The store, as “LSHB,” also sells books and merch online, since the pandemic started. It offers local delivery, though it has sent its books as far as Australia. The shop also has a podcast, Weird Era, which replaced their in-person events at the beginning of the pandemic. Hosted by the marvellous Sruti Islam, a seasoned book publicist, the print journal which shares a name with the podcast sold out a 150-issue first run in the fall, even at $28 a pop. They stock local zines, graphic novels, and lifestyle journals like Kinfolk, alongside tall-format art books by Farrar Straus & Giroux and Phaidon hardcovers. I was glad to see indie publishers Flat Iron Books and Black Rose Books alongside the big dogs like Hachette, Penguin, Simon and Schuster.

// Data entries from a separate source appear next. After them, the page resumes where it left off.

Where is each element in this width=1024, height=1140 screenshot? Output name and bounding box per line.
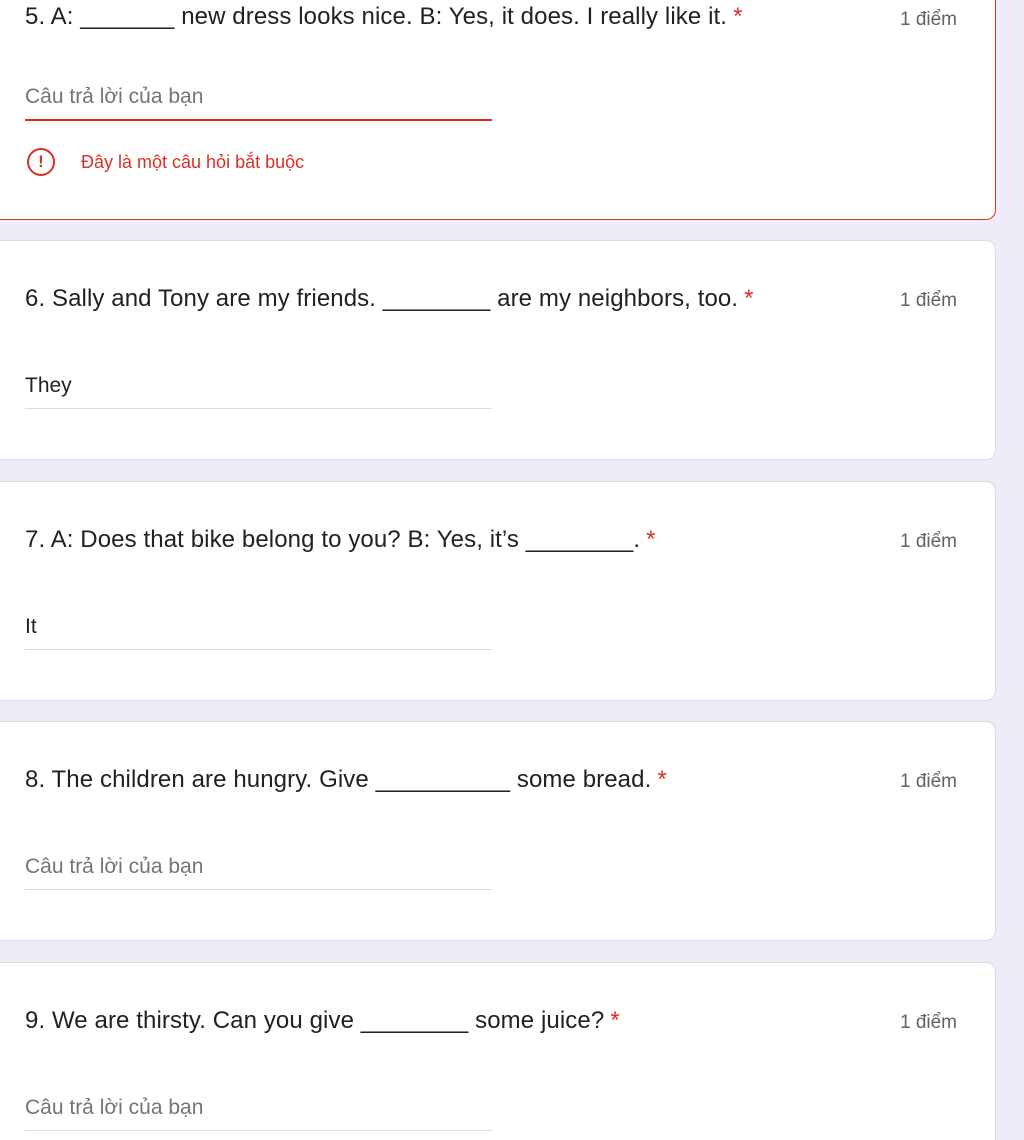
error-message: Đây là một câu hỏi bắt buộc — [81, 151, 305, 172]
required-asterisk: * — [646, 526, 656, 553]
points-label: 1 điểm — [899, 1012, 957, 1033]
question-card-8: 8. The children are hungry. Give _______… — [0, 721, 996, 941]
answer-input[interactable] — [25, 1091, 492, 1131]
required-asterisk: * — [744, 285, 754, 312]
question-text: 5. A: _______ new dress looks nice. B: Y… — [25, 3, 728, 30]
error-icon: ! — [27, 148, 55, 176]
question-card-9: 9. We are thirsty. Can you give ________… — [0, 962, 996, 1140]
question-card-5: 5. A: _______ new dress looks nice. B: Y… — [0, 0, 996, 220]
required-asterisk: * — [657, 766, 667, 793]
required-asterisk: * — [733, 3, 743, 30]
question-title: 6. Sally and Tony are my friends. ______… — [25, 285, 754, 313]
question-card-6: 6. Sally and Tony are my friends. ______… — [0, 240, 996, 460]
question-title: 5. A: _______ new dress looks nice. B: Y… — [25, 3, 743, 31]
points-label: 1 điểm — [899, 771, 957, 792]
answer-input[interactable] — [25, 81, 492, 121]
answer-input[interactable] — [25, 369, 492, 409]
answer-input[interactable] — [25, 610, 492, 650]
error-message-row: ! Đây là một câu hỏi bắt buộc — [27, 148, 304, 176]
required-asterisk: * — [610, 1007, 620, 1034]
points-label: 1 điểm — [899, 9, 957, 30]
question-card-7: 7. A: Does that bike belong to you? B: Y… — [0, 481, 996, 701]
answer-input[interactable] — [25, 850, 492, 890]
question-text: 7. A: Does that bike belong to you? B: Y… — [25, 526, 641, 553]
question-text: 6. Sally and Tony are my friends. ______… — [25, 285, 739, 312]
question-text: 8. The children are hungry. Give _______… — [25, 766, 652, 793]
question-title: 8. The children are hungry. Give _______… — [25, 766, 667, 794]
form-page: 5. A: _______ new dress looks nice. B: Y… — [0, 0, 1024, 1140]
question-title: 7. A: Does that bike belong to you? B: Y… — [25, 526, 656, 554]
question-title: 9. We are thirsty. Can you give ________… — [25, 1007, 620, 1035]
points-label: 1 điểm — [899, 531, 957, 552]
question-text: 9. We are thirsty. Can you give ________… — [25, 1007, 605, 1034]
points-label: 1 điểm — [899, 290, 957, 311]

Librairie St. Henri Books has something for everyone, but millennials are their core clientele. They also serve Gen Z. Alex explained to me that Tik Tok is a source of buying information for him. He follows hashtags like hot girl reading summer, to find out what the younger audience is interested in, and the books discussed there sell by the dozens. He wanted to point out to me that the next generation are big readers; not necessarily during school months, but certainly in the summer. Book buyers of an older generation will also find good reading material. Books by popular essayists like Susan Orlean, Rebecca Solnit, and Jia Tolentino are on display. For readers interested in formerly out-of-print books or novels receiving critical notice—New York Review of Books reprints are in stock, as well as lauded novels like Alexander Chee’s Edinburgh. They have Shirley Jackson, Ralph Ellison, a bunch of James Baldwin, Kafka, Truman Capote, Mordecai Richler, Donna Tartt, Amor Towles and David Mitchell, if you want to pick up something reliable and vetted.
Librairie St. Henri’s success is due to all these things; new selling strategies, outreach to authors and publishing houses, familiarity with new media, and engagement with contemporary topics. It’s heart, however, has always been its indie approach: handselling, and engagement with the community. Staff remember what you’ve bought and will ask you for a “book report.” They know what they stock and why. For a store just reaching its four-year anniversary, Librairie St. Henri appears to have a bright future. I wish every indie bookseller took on its mandate with this kind of imagination. A bookstore can and should feel like a little treat for yourself, along with its more high-falutin purposes. This one does.